Charles R. Mallet has spent nights camped out in fields of grain in England, trying to see what makes the big, elaborate patterns known as "crop circles" which he believes are messages from some unearthly place.

Now, he and others who investigate crop circles worry about Signs, the latest movie by The Sixth Sense creator M. Night Shyamalan, in which crop circles are an ominous element.

"Knowing this guy's movies, it's going to be a little more thoughtful than Independence Day, but it's not going to have much to do with the real crop circles," said Mallet, 32, of Cherhill, in England's Wiltshire County.

Crop circles first drew widespread attention in the 1980s, when they appeared in fields around the world, especially in England.
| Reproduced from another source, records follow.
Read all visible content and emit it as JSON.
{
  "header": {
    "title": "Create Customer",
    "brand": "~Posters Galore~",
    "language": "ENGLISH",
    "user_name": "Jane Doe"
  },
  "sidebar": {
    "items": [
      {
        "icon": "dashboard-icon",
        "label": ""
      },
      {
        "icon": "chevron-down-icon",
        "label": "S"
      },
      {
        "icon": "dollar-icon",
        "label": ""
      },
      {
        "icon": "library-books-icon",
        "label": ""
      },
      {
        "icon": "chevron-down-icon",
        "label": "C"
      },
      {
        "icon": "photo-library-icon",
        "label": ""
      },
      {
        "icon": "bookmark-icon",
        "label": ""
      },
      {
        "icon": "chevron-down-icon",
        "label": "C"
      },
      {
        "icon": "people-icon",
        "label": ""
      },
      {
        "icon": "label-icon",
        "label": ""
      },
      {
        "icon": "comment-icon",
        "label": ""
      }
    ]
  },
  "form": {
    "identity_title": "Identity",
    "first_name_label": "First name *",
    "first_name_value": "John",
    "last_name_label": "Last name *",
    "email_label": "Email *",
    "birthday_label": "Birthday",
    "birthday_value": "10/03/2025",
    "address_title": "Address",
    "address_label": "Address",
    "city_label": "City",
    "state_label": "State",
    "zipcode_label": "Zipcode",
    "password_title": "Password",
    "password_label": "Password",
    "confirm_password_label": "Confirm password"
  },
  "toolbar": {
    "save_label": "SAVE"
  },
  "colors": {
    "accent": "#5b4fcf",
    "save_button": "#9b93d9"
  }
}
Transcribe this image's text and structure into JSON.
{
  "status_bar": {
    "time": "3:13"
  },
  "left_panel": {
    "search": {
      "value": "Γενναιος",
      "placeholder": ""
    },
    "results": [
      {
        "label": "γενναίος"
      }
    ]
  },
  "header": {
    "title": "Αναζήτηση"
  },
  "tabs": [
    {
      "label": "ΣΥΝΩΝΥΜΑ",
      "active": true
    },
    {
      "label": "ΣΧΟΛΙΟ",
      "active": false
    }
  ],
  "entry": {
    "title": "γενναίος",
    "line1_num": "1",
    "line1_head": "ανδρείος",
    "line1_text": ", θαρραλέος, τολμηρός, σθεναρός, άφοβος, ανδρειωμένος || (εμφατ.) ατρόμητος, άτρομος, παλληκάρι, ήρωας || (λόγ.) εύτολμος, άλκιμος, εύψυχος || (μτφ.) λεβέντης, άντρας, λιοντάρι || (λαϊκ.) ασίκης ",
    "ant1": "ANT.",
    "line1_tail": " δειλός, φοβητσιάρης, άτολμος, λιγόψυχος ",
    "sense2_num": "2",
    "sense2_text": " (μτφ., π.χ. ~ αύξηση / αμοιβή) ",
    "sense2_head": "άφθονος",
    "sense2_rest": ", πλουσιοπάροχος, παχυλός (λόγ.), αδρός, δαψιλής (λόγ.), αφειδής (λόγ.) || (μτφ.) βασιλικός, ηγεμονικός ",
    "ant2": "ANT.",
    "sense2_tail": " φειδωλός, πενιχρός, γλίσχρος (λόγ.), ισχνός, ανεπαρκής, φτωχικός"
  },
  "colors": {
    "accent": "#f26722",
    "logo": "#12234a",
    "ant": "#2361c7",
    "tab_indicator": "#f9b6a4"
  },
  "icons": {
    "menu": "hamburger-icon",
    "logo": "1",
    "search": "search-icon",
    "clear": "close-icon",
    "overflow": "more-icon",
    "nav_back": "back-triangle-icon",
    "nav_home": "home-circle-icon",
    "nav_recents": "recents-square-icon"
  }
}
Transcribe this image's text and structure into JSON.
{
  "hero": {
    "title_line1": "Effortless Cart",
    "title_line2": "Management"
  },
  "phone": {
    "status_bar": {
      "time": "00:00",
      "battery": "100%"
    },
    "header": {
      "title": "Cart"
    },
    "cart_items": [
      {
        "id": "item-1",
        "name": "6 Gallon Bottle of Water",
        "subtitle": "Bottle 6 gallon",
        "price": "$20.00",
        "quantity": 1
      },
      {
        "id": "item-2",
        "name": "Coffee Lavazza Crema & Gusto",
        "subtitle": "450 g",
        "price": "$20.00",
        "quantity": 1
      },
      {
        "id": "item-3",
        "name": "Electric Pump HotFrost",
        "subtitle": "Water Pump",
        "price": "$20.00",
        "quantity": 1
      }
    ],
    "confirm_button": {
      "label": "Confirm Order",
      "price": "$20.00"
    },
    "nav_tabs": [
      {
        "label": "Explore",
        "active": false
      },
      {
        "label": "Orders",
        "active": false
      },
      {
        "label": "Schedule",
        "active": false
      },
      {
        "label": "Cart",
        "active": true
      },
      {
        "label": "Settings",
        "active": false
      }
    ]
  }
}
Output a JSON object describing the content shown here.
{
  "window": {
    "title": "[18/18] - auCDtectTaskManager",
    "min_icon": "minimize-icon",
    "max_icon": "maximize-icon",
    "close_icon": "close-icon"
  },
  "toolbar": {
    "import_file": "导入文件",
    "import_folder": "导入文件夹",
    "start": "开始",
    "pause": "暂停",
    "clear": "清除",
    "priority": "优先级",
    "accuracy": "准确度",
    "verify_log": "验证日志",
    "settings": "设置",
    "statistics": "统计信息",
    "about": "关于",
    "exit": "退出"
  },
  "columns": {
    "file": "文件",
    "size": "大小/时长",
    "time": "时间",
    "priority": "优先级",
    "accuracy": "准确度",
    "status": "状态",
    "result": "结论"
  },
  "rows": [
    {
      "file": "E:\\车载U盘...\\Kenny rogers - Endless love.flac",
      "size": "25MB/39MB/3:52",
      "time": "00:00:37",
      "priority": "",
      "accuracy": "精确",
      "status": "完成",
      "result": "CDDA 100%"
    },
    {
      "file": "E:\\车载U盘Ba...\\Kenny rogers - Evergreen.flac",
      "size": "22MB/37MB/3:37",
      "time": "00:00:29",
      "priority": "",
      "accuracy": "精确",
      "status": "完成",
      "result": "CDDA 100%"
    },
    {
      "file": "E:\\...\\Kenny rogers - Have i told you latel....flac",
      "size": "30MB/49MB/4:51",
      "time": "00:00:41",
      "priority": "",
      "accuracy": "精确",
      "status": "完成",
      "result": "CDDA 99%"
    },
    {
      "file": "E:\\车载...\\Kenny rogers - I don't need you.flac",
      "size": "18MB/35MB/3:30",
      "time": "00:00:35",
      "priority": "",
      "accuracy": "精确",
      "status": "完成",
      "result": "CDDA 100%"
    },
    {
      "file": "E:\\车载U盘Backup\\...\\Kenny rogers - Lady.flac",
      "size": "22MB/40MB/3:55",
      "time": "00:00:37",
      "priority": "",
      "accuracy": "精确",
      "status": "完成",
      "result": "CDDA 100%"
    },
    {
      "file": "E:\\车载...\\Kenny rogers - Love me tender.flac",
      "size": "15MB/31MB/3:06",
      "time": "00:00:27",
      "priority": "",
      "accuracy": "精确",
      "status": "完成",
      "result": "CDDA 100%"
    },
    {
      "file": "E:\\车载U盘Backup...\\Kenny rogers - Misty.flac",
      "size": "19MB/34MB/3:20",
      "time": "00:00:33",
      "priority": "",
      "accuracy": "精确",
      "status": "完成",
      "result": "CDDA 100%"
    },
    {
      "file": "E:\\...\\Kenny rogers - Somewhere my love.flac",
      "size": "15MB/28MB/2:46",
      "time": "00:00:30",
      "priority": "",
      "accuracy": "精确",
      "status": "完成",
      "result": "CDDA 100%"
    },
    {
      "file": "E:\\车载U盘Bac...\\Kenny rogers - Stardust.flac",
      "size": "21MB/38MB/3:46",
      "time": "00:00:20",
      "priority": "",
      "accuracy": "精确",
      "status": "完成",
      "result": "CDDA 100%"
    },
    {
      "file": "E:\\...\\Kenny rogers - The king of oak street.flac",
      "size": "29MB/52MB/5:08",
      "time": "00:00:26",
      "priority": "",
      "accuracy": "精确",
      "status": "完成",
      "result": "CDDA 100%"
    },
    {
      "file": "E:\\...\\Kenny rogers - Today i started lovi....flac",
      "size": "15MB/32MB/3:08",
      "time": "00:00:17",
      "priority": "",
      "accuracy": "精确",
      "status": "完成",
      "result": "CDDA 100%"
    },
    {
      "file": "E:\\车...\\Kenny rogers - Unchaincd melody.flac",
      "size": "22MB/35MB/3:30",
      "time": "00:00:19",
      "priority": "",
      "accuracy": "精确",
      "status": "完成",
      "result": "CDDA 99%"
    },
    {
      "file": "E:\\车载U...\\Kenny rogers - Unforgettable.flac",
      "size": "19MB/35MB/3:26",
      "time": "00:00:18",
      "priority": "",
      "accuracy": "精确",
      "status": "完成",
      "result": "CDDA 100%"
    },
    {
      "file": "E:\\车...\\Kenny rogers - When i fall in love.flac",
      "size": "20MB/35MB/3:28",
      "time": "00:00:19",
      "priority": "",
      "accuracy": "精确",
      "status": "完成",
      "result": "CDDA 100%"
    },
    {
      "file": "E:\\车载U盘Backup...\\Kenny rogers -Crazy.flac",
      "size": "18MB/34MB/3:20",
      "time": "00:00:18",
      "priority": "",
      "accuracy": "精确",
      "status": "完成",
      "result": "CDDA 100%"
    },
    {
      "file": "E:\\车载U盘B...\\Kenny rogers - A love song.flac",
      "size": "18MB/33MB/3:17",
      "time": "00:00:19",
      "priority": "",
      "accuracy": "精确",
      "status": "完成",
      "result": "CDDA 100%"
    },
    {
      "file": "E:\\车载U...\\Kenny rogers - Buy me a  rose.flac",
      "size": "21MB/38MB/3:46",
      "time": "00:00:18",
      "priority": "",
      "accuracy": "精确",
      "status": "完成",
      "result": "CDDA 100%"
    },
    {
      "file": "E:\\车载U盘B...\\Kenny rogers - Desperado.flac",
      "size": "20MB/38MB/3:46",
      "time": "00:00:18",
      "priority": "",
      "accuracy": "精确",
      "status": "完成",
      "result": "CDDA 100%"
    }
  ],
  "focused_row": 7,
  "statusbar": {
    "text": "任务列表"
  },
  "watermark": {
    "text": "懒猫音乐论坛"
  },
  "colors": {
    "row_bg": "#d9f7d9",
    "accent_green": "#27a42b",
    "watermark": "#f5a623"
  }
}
Their allegedly supernatural origins were quickly thrown into doubt when people began admitting to creating them; in 1991, two men said they made circles in southern England at night using boards.

But true believers, who number in the thousands, say people could not have made most of the circles.

Signs, which opens Friday and stars Mel Gibson as a Pennsylvania farmer who finds the circles on his land, is a thriller. Circle followers, however, say the circles aren't about fear.

Linda Howe, 58, a former documentary filmmaker, has written several books on circles. Asked if one could be used in the film, she said no.

"It would have been a reference book that Mel Gibson would have been going through," she said. "They wanted to put an image there with murder or death or danger, something to do with dark fear. I could not have my book tied in with any wrong information with crop formations."

Signs producer Frank Marshall said the circles are merely a hook for Shyamalan to tell a story of a man struggling with his beliefs.

"The movie isn't really about crop circles. It's just one of the stories that exist within the movie," he said.

But he added that the crop circles in the movie, filmed in Bucks County, Pa., are "totally based on the research. The cornstalks are not broken, they're bent. They're very geometric. They're very realistic. Our crop circles are as authentic as the ones that are found around the world."

Dutch researcher Eltjo Hasselhoff, 39, said he is happy to see crop circles used as a theme.

"But I do believe there is a mystery about the crop circle phenomenon. The information you find about crop circles is often completely wrong," he said.

"The crop circle phenomenon is felt as a kind and gentle phenomenon."